Depuis le séisme du 20 mai dernier qui, en pleine nuit, avait violemment frappé la région de l’Emilie-Romagne, causant 7 morts et laissant plus de 6000 personnes sans abri, la terre n’a cessé de trembler du côté de Modène et Ferrare. Plus de 410 secousses mineures avaient ainsi été enregistrées jusqu’à lundi soir. Mais mardi, sur le coup de 9h, c’est une réplique d’une magnitude de 5,8 sur l’échelle de Richter qui a fortement endommagé, sur le même territoire, les petites villes de Concordia, Mirandola et San Felice sul Panaro. Dans cette dernière bourgade, deux ouvriers et un ingénieur qui contrôlait les dégâts du précédent séisme ont été ensevelis sous les murs de leur usine.

Au total, la protection civile dressait hier soir un bilan provisoire de 15 morts, dont le curé de Rovereto di Novi, 7 disparus et 200 blessés. Huit mille nouvelles personnes sont sans domicile. Alors que le séisme a été ressenti jusqu’aux frontières autrichienne et française mais aussi à Venise, Milan et Pise, le riche patrimoine italien a également été touché. L’axe du clocher de la basilique palatine du palais Ducal de Mantoue a par exemple été déplacé.

Mais il n’y a pas que le secteur touristique qui risque d’être fortement pénalisé par le séisme. L’Emilie-Romagne et son réseau de petites et moyennes entreprises constituent l’un des poumons économiques de la Péninsule. Dès hier, les prestigieuses, comme Ferrari ou Ducati, ont prié leurs ouvriers de rentrer chez eux alors que les secousses continuaient de se manifester. Déjà, l’impact du 20 mai avait mis à terre une partie de l’économie locale. Dans la zone située à proximité de l’épicentre du séisme, une usine sur quatre a été entièrement ou partiellement détruite. Au total, plus de 5000 salariés ont été contraints au chômage technique. «Les dommages directs pour les entreprises ne sont pas inférieurs à plusieurs centaines de millions d’euros», avait évalué le patronat local. Selon le quotidien économique, Il Sole 24 Ore, le séisme du 20 mai aurait provoqué pas moins d’un demi-milliard d’euros de dégâts pour l’économie de la zone.

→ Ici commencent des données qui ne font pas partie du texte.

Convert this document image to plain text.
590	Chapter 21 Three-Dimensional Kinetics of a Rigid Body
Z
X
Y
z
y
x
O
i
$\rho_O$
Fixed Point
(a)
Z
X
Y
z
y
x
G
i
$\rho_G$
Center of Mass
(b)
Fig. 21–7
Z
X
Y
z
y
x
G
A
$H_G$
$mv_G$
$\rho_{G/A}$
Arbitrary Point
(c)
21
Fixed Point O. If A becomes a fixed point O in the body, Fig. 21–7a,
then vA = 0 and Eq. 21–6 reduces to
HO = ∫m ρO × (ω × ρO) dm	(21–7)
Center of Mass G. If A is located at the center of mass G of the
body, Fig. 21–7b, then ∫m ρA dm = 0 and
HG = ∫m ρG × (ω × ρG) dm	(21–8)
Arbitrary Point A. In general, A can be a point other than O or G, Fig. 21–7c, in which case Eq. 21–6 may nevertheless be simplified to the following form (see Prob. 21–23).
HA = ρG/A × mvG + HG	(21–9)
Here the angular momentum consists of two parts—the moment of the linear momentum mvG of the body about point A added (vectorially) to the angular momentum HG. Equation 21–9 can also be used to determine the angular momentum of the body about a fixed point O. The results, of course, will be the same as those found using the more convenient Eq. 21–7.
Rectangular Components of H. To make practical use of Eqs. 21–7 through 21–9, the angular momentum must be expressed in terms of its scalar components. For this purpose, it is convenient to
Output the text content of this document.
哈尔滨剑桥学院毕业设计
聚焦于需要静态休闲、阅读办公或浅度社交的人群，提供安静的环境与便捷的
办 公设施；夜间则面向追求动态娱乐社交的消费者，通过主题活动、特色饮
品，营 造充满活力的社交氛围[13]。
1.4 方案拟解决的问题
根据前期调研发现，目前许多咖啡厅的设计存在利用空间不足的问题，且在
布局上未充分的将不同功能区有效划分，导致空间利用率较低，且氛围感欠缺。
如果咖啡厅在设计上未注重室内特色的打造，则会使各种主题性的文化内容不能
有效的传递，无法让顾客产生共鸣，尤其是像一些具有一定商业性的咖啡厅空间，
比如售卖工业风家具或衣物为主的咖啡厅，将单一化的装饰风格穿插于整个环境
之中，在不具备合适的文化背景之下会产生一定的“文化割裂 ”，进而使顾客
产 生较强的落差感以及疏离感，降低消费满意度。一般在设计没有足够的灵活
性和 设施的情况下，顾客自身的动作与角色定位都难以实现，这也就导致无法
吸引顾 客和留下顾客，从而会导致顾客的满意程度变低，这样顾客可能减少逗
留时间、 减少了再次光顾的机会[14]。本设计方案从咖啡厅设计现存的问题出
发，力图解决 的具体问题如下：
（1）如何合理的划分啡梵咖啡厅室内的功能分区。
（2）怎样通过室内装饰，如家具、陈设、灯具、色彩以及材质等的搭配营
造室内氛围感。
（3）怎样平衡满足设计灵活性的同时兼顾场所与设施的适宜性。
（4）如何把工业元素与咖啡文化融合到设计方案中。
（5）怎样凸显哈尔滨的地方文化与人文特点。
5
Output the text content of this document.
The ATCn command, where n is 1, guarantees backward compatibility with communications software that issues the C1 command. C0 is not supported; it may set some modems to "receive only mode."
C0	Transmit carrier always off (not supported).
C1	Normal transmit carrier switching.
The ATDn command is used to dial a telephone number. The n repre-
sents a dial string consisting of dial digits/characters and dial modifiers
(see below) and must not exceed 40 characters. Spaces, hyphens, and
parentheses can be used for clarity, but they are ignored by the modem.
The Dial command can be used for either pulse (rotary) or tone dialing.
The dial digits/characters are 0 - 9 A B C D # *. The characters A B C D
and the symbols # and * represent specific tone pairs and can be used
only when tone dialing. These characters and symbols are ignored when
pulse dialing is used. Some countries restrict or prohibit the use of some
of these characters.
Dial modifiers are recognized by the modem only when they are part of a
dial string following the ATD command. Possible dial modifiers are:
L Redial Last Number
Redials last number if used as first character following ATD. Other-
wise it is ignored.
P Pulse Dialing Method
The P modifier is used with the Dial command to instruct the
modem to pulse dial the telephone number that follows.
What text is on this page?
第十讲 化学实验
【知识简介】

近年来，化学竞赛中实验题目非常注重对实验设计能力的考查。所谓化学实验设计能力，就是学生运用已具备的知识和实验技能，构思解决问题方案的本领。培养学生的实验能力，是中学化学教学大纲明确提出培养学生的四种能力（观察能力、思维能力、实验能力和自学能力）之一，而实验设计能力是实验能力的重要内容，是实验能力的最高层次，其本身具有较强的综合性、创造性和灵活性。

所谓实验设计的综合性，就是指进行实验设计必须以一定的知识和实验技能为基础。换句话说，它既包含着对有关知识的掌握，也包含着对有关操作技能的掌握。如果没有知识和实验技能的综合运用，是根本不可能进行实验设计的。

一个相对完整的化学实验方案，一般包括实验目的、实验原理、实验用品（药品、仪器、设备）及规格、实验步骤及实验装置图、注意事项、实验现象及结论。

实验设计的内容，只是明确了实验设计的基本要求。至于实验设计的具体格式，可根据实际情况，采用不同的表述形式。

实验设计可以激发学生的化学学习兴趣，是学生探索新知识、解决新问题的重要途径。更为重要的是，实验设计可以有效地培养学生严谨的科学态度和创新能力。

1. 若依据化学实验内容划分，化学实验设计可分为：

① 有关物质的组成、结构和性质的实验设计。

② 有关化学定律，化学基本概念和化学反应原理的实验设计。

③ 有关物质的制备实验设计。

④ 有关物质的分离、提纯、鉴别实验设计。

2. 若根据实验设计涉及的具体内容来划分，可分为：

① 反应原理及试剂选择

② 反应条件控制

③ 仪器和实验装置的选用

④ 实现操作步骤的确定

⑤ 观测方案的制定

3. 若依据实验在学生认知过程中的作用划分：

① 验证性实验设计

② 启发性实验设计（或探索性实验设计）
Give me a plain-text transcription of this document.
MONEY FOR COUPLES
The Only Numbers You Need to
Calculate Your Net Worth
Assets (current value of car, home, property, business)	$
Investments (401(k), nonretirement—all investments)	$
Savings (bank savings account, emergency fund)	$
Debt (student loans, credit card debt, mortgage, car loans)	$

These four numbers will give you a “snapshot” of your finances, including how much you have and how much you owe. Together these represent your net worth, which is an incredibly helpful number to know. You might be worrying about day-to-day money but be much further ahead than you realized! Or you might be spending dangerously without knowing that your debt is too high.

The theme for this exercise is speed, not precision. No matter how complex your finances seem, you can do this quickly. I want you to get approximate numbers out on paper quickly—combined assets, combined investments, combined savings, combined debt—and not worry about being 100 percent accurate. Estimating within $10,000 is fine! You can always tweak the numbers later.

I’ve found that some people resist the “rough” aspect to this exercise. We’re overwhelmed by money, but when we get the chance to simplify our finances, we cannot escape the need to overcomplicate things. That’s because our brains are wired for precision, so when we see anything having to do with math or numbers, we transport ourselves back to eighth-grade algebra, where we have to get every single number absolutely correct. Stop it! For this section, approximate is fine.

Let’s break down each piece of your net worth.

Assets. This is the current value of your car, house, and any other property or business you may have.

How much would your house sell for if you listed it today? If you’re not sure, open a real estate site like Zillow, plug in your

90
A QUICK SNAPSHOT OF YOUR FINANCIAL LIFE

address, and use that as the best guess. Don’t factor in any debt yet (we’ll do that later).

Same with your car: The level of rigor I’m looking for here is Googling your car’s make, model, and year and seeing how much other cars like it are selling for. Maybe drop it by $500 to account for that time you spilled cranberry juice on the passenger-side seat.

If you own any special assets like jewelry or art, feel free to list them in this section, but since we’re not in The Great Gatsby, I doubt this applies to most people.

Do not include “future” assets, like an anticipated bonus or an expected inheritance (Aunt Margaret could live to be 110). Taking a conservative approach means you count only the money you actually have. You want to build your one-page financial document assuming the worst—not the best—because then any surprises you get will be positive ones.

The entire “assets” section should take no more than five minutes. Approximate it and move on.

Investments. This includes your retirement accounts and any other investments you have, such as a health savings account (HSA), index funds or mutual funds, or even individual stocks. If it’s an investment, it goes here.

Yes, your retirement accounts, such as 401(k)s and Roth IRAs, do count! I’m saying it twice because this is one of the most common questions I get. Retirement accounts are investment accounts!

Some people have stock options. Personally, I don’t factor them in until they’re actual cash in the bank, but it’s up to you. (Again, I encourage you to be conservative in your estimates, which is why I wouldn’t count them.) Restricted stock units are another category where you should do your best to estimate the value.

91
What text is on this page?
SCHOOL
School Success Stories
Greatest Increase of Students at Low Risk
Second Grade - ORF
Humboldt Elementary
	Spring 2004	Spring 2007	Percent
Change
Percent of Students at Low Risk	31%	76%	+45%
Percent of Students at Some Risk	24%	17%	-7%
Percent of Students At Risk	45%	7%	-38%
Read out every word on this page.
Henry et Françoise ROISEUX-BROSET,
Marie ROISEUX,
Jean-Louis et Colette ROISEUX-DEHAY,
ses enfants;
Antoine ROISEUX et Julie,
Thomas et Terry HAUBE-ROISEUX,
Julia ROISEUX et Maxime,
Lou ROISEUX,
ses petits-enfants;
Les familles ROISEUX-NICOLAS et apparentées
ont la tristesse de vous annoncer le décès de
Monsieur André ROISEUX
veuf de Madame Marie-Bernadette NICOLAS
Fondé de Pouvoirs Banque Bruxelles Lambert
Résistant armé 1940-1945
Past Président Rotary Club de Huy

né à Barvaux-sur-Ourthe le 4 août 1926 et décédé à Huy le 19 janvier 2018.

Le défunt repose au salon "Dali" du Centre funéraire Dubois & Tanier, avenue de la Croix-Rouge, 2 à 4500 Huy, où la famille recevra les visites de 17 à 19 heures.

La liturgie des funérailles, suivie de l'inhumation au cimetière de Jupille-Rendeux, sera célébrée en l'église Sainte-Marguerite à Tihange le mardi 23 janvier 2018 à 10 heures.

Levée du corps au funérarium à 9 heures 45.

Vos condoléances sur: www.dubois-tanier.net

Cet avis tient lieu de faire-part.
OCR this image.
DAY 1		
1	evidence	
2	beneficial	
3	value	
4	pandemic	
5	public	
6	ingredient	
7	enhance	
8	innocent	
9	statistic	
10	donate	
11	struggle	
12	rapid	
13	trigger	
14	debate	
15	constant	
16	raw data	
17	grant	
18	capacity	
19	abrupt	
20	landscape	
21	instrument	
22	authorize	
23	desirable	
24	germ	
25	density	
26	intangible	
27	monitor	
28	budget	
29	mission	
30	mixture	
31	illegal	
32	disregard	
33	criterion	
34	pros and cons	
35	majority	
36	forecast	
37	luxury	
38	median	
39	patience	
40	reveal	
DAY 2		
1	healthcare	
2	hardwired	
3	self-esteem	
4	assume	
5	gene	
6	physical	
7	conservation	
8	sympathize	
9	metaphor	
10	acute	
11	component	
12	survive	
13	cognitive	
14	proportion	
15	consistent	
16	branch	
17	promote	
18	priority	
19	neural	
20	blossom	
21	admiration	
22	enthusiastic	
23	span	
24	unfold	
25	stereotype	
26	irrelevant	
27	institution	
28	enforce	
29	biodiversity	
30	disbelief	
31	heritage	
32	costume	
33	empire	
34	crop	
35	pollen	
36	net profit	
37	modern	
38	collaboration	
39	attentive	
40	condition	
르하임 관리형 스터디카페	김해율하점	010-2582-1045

Le secteur agroalimentaire a en particulier été durement frappé. Appréciée pour sa tradition gastronomique, l’Emilie-Romagne est notamment la terre du vinaigre balsamique, du jambon de Parme, de la mortadelle ou encore du parmesan. Selon la fédération d’agriculteurs Coldiretti, le second séisme a fait monter la facture à 500 millions d’euros rien que pour le secteur agroalimentaire. Pas moins de 400 000 meules de fromages (Parmigiano Reggiano ou Grana Padano) ont été endommagées ou détruites par la catastrophe du 20 mai.

Soutien de Mario Monti

Face à cette situation d’urgence, le président du Conseil, Mario Monti, a proclamé l’état de catastrophe naturelle dès la semaine dernière, de manière à accélérer les procédures administratives pour la reconstruction et l’indemnisation des sinistrés. En visite dans la région pour témoigner sa solidarité aux victimes, celui-ci avait néanmoins été pris à partie par une dizaine de personnes lui reprochant d’être à l’origine d’une cure d’austérité et d’une hausse des impôts qui ont déjà ralenti le niveau d’activité. Hier matin, le chef du gouvernement était en réunion à Rome avec les autorités de la région Emilie-Romagne pour envisager d’autres mesures de soutien à l’économie locale lorsque la terre a de nouveau violemment tremblé. «L’Etat fera tout son possible dans des délais rapides, a assuré Mario Monti. Les citoyens doivent garder confiance.»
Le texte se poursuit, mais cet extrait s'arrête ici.